Disk write queue
Disk writing is implemented as a 2-queue system: commit to DRAM and then queued to be written to disk
Couchbase Server is a persistent database which means that part of monitoring the system is understanding how we interact with the disk subsystem.
Since Couchbase Server is an asynchronous system, any mutation operation is committed first to DRAM and then queued to be written to disk. The client is returned an acknowledgment almost immediately so that it can continue working. There is replication involved here too, but we’re ignoring it for the purposes of this discussion.
Disk writing is implemented as a 2-queue system and are tracked by the stats. The first queue is where mutations are immediately placed. Whenever there are items in that queue, our “flusher” (disk writer) comes along and takes all the items off of that queue, places them into the other one and begins writing to disk. Since disk performance is so dramatically different from RAM, new writes can be continuously accepted while the system is (possibly slowly) writing new ones to the disk.
The flusher will process 250k items a a time, then perform a disk commit and continue this cycle until its queue is drained.
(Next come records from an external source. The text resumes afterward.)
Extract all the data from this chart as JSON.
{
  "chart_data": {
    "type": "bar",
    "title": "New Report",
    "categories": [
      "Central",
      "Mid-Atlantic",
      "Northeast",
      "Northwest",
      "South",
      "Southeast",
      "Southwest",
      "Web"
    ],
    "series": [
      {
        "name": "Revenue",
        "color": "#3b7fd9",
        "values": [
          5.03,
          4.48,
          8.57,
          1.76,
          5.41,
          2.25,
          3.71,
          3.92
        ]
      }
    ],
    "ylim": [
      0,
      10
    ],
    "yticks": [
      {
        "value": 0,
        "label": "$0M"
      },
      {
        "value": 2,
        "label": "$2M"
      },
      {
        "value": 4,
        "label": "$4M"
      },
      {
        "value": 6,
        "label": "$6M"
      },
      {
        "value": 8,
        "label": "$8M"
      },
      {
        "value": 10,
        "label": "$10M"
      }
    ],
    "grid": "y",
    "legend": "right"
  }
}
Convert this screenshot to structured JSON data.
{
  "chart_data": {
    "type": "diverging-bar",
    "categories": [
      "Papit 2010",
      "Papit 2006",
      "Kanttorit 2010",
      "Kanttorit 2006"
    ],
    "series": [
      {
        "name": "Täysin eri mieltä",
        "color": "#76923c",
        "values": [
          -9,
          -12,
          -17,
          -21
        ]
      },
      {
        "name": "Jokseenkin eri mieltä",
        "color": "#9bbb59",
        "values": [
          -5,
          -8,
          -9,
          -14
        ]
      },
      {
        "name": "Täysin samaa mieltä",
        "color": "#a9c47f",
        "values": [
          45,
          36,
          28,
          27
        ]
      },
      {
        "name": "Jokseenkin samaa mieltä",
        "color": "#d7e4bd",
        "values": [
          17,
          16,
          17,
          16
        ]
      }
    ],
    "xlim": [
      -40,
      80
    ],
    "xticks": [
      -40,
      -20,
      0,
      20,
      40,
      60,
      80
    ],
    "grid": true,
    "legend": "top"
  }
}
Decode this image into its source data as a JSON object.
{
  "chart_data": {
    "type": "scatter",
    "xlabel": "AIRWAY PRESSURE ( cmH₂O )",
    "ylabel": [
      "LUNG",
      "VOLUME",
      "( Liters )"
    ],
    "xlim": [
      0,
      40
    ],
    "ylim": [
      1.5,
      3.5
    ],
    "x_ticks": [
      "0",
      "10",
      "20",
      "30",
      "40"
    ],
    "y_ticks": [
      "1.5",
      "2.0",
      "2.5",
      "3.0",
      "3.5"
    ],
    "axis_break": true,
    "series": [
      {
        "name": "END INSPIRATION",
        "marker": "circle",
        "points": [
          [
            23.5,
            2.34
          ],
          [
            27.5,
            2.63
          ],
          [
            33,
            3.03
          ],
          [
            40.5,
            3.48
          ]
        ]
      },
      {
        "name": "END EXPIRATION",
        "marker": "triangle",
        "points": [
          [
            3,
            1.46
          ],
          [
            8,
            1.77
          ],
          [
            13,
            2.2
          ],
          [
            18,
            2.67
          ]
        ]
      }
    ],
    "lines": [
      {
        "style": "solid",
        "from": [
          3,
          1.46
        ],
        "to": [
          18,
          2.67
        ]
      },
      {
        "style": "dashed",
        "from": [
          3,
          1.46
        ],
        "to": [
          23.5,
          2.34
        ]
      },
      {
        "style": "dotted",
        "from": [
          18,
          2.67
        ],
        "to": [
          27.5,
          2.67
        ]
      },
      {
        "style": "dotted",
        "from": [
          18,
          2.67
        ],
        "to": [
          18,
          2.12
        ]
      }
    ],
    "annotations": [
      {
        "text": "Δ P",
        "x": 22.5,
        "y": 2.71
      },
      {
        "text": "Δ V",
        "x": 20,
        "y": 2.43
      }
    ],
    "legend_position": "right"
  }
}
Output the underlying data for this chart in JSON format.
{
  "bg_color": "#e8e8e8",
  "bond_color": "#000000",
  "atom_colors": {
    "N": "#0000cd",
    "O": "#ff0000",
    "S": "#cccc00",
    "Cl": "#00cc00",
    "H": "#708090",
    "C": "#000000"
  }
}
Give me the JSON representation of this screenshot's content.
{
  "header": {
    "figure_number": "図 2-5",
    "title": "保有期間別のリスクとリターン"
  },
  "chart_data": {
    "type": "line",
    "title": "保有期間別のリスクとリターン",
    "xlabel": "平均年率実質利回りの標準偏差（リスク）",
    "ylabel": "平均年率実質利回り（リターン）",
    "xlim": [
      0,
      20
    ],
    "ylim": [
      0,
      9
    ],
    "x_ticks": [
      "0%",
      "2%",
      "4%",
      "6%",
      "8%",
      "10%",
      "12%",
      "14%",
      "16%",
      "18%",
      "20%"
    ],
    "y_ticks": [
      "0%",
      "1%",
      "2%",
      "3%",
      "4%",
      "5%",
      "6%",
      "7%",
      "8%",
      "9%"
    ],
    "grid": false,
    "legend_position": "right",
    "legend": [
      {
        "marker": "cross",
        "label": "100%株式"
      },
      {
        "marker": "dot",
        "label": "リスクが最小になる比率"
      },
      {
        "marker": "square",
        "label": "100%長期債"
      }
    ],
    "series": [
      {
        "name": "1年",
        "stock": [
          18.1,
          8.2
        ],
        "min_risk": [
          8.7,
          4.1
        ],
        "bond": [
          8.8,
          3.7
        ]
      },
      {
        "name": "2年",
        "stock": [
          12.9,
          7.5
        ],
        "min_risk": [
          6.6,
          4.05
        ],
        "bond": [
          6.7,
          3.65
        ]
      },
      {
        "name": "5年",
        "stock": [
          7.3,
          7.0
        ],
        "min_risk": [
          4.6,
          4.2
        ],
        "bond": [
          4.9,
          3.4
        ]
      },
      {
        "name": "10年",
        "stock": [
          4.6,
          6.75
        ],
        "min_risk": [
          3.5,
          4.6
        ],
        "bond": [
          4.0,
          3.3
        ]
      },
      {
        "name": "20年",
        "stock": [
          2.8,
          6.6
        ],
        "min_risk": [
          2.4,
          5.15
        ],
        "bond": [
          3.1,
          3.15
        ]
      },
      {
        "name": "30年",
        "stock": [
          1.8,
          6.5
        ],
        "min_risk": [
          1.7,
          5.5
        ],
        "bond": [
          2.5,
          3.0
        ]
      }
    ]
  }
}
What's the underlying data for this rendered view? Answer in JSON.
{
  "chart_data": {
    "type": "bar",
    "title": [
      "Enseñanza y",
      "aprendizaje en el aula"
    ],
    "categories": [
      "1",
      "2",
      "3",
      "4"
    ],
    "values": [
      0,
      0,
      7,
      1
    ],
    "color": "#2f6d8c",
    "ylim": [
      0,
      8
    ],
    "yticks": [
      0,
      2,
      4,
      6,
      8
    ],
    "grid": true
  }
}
When it has completed everything in its queue, it will either grab the next group from the first queue or essentially sleep until there are more items to write.
Monitoring the disk write queue
There are basically two ways to monitor the disk queue, at a high-level from the Web UI or at a low-level from the individual node statistics.
- From the Web UI, click on Monitor Data Buckets and select the particular bucket that you want to monitor.
- Click “Configure View” in the top right corner and select the “Disk Write Queue” statistic. Closing this window shows that there is a new mini-graph.
This graph is showing the Disk Write Queue for all nodes in the cluster. To get a deeper view into this statistic, monitor each node individually using the ‘stats’ output. The statistics to watch are ep_queue_size (where new mutations are placed) and flusher_todo (the queue of items currently being written to disk).